One syntax to rule them all

Last modified on 2008/03/08



General design philosophy

  • No need for visual environment, only a text editor

  • A tool, not a solution

  • No magic - flexible rather than extensible

  • By default allow

  • By default as in C/C++/C#

Why lists, records and tuples?

The three data constructs are most often found in existing languages. For example in C we have arrays (lists), structs (records) and function arguments (tuples). In relational data bases we have tables, which are simply lists of records.

One might also consider sets, maps, matrices, isomorphisms and many other, but I chosen only the smallest possible set, which makes it possible to describe anything. Thus, there is only one construct for collections (list) and one for single entities (record). Tuples were added later mainly as a convenient abbreviations of records.
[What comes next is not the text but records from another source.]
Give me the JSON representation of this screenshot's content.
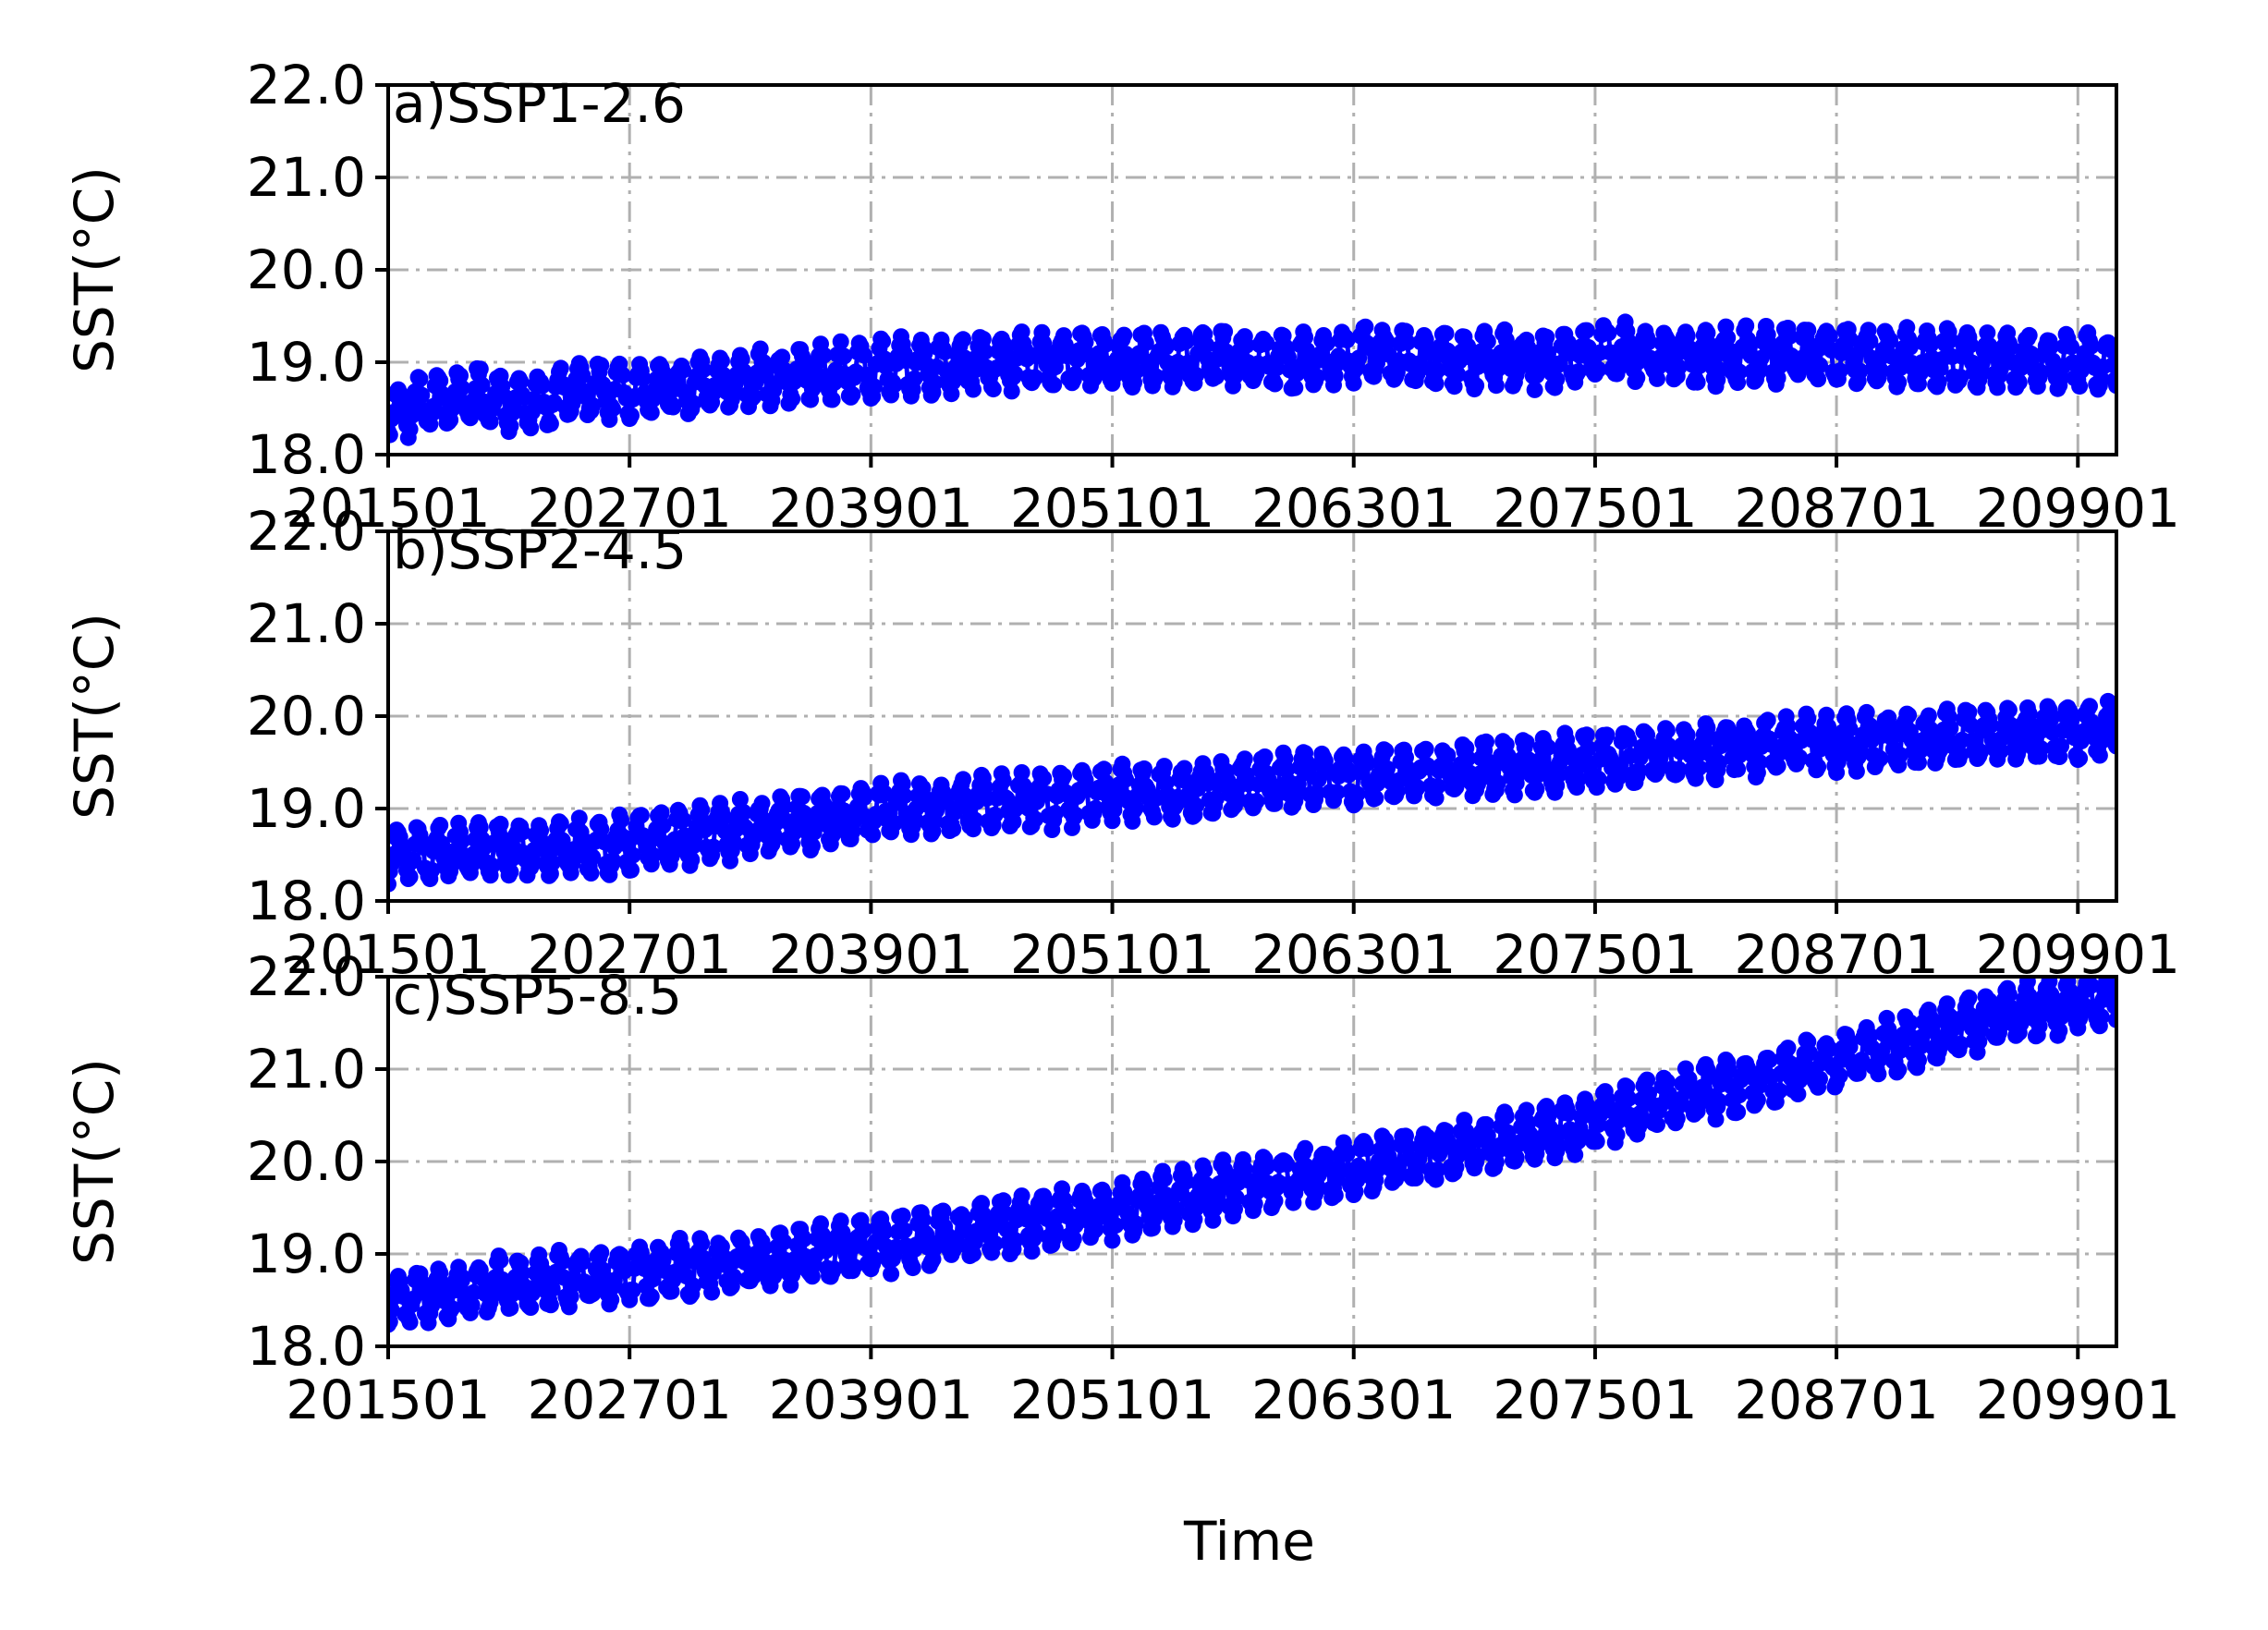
{
  "figure": {
    "xlabel": "Time",
    "ylabel": "SST(°C)",
    "colors": {
      "series": "#0000ff",
      "grid": "#b0b0b0",
      "axes": "#000000"
    }
  },
  "chart_data": [
    {
      "type": "line",
      "panel_label": "a)SSP1-2.6",
      "ylabel": "SST(°C)",
      "xlabel": "",
      "ylim": [
        18.0,
        22.0
      ],
      "yticks": [
        "18.0",
        "19.0",
        "20.0",
        "21.0",
        "22.0"
      ],
      "xticks": [
        "201501",
        "202701",
        "203901",
        "205101",
        "206301",
        "207501",
        "208701",
        "209901"
      ],
      "xtick_months": [
        0,
        144,
        288,
        432,
        576,
        720,
        864,
        1008
      ],
      "x_start": "2015-01",
      "x_end": "2100-12",
      "grid": true,
      "marker": "dot",
      "series": [
        {
          "annual_mean_by_year": {
            "years": [
              2015,
              2017,
              2019,
              2021,
              2024,
              2027,
              2030,
              2033,
              2036,
              2040,
              2045,
              2050,
              2055,
              2060,
              2063,
              2067,
              2072,
              2075,
              2080,
              2085,
              2090,
              2095,
              2100
            ],
            "values": [
              18.48,
              18.58,
              18.64,
              18.54,
              18.7,
              18.68,
              18.74,
              18.82,
              18.88,
              18.95,
              19.0,
              19.02,
              19.05,
              19.0,
              19.1,
              19.03,
              19.02,
              19.12,
              19.05,
              19.1,
              19.05,
              19.02,
              19.0
            ]
          },
          "seasonal_amplitude": 0.26,
          "noise": 0.07
        }
      ]
    },
    {
      "type": "line",
      "panel_label": "b)SSP2-4.5",
      "ylabel": "SST(°C)",
      "xlabel": "",
      "ylim": [
        18.0,
        22.0
      ],
      "yticks": [
        "18.0",
        "19.0",
        "20.0",
        "21.0",
        "22.0"
      ],
      "xticks": [
        "201501",
        "202701",
        "203901",
        "205101",
        "206301",
        "207501",
        "208701",
        "209901"
      ],
      "xtick_months": [
        0,
        144,
        288,
        432,
        576,
        720,
        864,
        1008
      ],
      "x_start": "2015-01",
      "x_end": "2100-12",
      "grid": true,
      "marker": "dot",
      "series": [
        {
          "annual_mean_by_year": {
            "years": [
              2015,
              2020,
              2025,
              2030,
              2035,
              2040,
              2045,
              2050,
              2055,
              2060,
              2065,
              2070,
              2075,
              2080,
              2085,
              2090,
              2095,
              2100
            ],
            "values": [
              18.5,
              18.56,
              18.58,
              18.72,
              18.85,
              19.0,
              19.05,
              19.15,
              19.2,
              19.32,
              19.36,
              19.45,
              19.52,
              19.62,
              19.7,
              19.75,
              19.8,
              19.84
            ]
          },
          "seasonal_amplitude": 0.26,
          "noise": 0.07
        }
      ]
    },
    {
      "type": "line",
      "panel_label": "c)SSP5-8.5",
      "ylabel": "SST(°C)",
      "xlabel": "Time",
      "ylim": [
        18.0,
        22.0
      ],
      "yticks": [
        "18.0",
        "19.0",
        "20.0",
        "21.0",
        "22.0"
      ],
      "xticks": [
        "201501",
        "202701",
        "203901",
        "205101",
        "206301",
        "207501",
        "208701",
        "209901"
      ],
      "xtick_months": [
        0,
        144,
        288,
        432,
        576,
        720,
        864,
        1008
      ],
      "x_start": "2015-01",
      "x_end": "2100-12",
      "grid": true,
      "marker": "dot",
      "series": [
        {
          "annual_mean_by_year": {
            "years": [
              2015,
              2020,
              2025,
              2030,
              2035,
              2040,
              2045,
              2050,
              2055,
              2060,
              2065,
              2070,
              2075,
              2080,
              2085,
              2090,
              2095,
              2100
            ],
            "values": [
              18.5,
              18.65,
              18.76,
              18.86,
              18.98,
              19.12,
              19.28,
              19.45,
              19.65,
              19.85,
              20.02,
              20.22,
              20.48,
              20.75,
              21.0,
              21.3,
              21.6,
              21.75
            ]
          },
          "seasonal_amplitude": 0.26,
          "noise": 0.07
        }
      ]
    }
  ]
}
Using these three constructs you can express all other adding tags to describe the intended meaning. For example:

// The tag describles that elements cannot repeat

set { 1, 2, 3 }

// The arrow is a syntactic sugar operator

map { "Bob" -> 23, "Alice" -> 21 }

// Matrix as a tuple of dimensions and values

matrix( 2, 2 ):


2 1

3 0


Why curly braces for lists, round for records and tuples?

  • Because that way it is in the C-family syntaxes (for lists and tuples)

  • Same bracing for records and tuples because they are closely related

Why the C-family syntax?

There are generally 3 syntax families:

  1. C - braces for grouping

  2. Pascal - begin-end for grouping

  3. Python - indentations for grouping

I have chosen the C-like approach, because the other options are good only for grouping of statements, but not for grouping of numbers and other general data. Braces can be used for both multi-line and single-line collections leaving more options to the users.

Yaml data language has a mixed solution - it basically uses indentations, but also offers braces for single-line grouping. I think it is an unneccessary complication of the language, although I admit that it allows creating data documents that look nearly as text documents written by a non-programmer.

Why operators and their priorities cannot be user-defined?

Because expressions couldn't be parsed (understood) without knowledge about some non-local context. User-defined operators would create language extensions, which I wanted to avoid (no magic!).

Without that feature, Harpoon remains simple, yet very flexible. It is neccessary to add some seemingly superfluous parentheses and spaces, but on the other hand user can use unlimited set of operators and always knows which one applies first. Note also that many programming style guides actually recommend using more paretheses that it is required (e.g. this one).

Why tags and identifiers are not distinguished somehow?

It is true that in some situations the same token can be interpreted a tag or as an identifier depending on the context. I was considering adding a special character to tags (e.g. prefix '$'), but then I have suddenly realized that this was already done - whenever the token is followed be a semicolon (one character) it is interpreted as an identifier! I decided no to solve problems which were already solved.